Lastly, we can create a standard ANOVA table with F statistics as if doing Anova. F stat tests whether at least one of the coefficients of the variables of a category is significantly different from 0 or not.

There are different times of Sum of Squared Error (SSQ) to consider. We recommend using Type 3 by default. See here for more in depth discussion.


In [ ]:
# Type 3 SSQ: valid for models with significant interaction terms
print('ANOVA table for Type 3 SSQ')
print(stats.anova_lm(lm2,typ=3))

Additional Resources for Learning about Regression

Exercises

Use the 'salary_exercise.csv' to apply the analyses we learned today. This dataset was adapted from material available here

These are the salary data used in Weisberg's book, consisting of observations on six variables for 52 tenure-track professors in a small college. The variables are:

  • sx = Sex, coded 1 for female and 0 for male
  • rk = Rank, coded
    • 1 for assistant professor,
    • 2 for associate professor, and
    • 3 for full professor
  • yr = Number of years in current rank
  • dg = Highest degree, coded 1 if doctorate, 0 if masters
  • yd = Number of years since highest degree was earned
  • sl = Academic year salary, in dollars.
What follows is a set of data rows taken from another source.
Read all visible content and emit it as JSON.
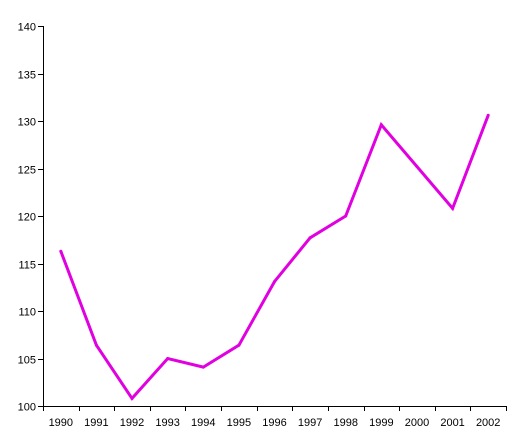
{
  "chart_data": {
    "type": "line",
    "title": "",
    "xlabel": "",
    "ylabel": "",
    "categories": [
      "1990",
      "1991",
      "1992",
      "1993",
      "1994",
      "1995",
      "1996",
      "1997",
      "1998",
      "1999",
      "2000",
      "2001",
      "2002"
    ],
    "series": [
      {
        "color": "#e000e0",
        "values": [
          116.3,
          106.4,
          100.8,
          105.0,
          104.1,
          106.4,
          113.1,
          117.7,
          120.0,
          129.6,
          125.2,
          120.8,
          130.6
        ]
      }
    ],
    "ylim": [
      100,
      140
    ],
    "yticks": [
      "100",
      "105",
      "110",
      "115",
      "120",
      "125",
      "130",
      "135",
      "140"
    ],
    "grid": false,
    "legend": "none"
  }
}
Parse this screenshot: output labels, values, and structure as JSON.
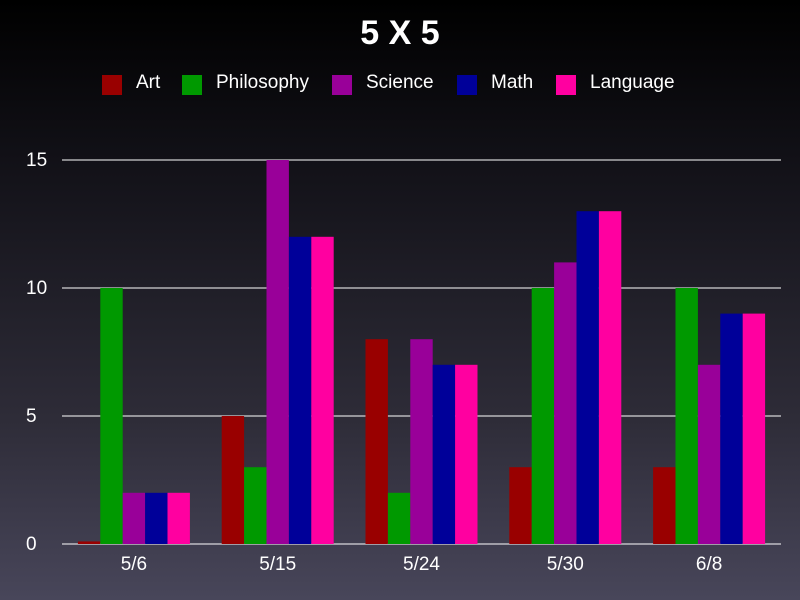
{
  "chart_data": {
    "type": "bar",
    "title": "5 X 5",
    "xlabel": "",
    "ylabel": "",
    "categories": [
      "5/6",
      "5/15",
      "5/24",
      "5/30",
      "6/8"
    ],
    "series": [
      {
        "name": "Art",
        "color": "#990000",
        "values": [
          0.1,
          5,
          8,
          3,
          3
        ]
      },
      {
        "name": "Philosophy",
        "color": "#009900",
        "values": [
          10,
          3,
          2,
          10,
          10
        ]
      },
      {
        "name": "Science",
        "color": "#990099",
        "values": [
          2,
          15,
          8,
          11,
          7
        ]
      },
      {
        "name": "Math",
        "color": "#000099",
        "values": [
          2,
          12,
          7,
          13,
          9
        ]
      },
      {
        "name": "Language",
        "color": "#ff00a0",
        "values": [
          2,
          12,
          7,
          13,
          9
        ]
      }
    ],
    "ylim": [
      0,
      15
    ],
    "yticks": [
      "0",
      "5",
      "10",
      "15"
    ],
    "grid": true,
    "legend_position": "top"
  }
}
Reference: S. Weisberg (1985). Applied Linear Regression, Second Edition. New York: John Wiley and Sons. Page 194.

Make sure you check the data for missing values or other errors before beginning your analysis.

Exercise 1

Run a simple linear regression model in which you predict salary from sex of the professors.
Is there a gender difference in salary?

Exercise 2

Experiment with different combination of variables in your model to answer the following questions.
What is your best model to explain salary from the given data?
Is there a gender difference in salary?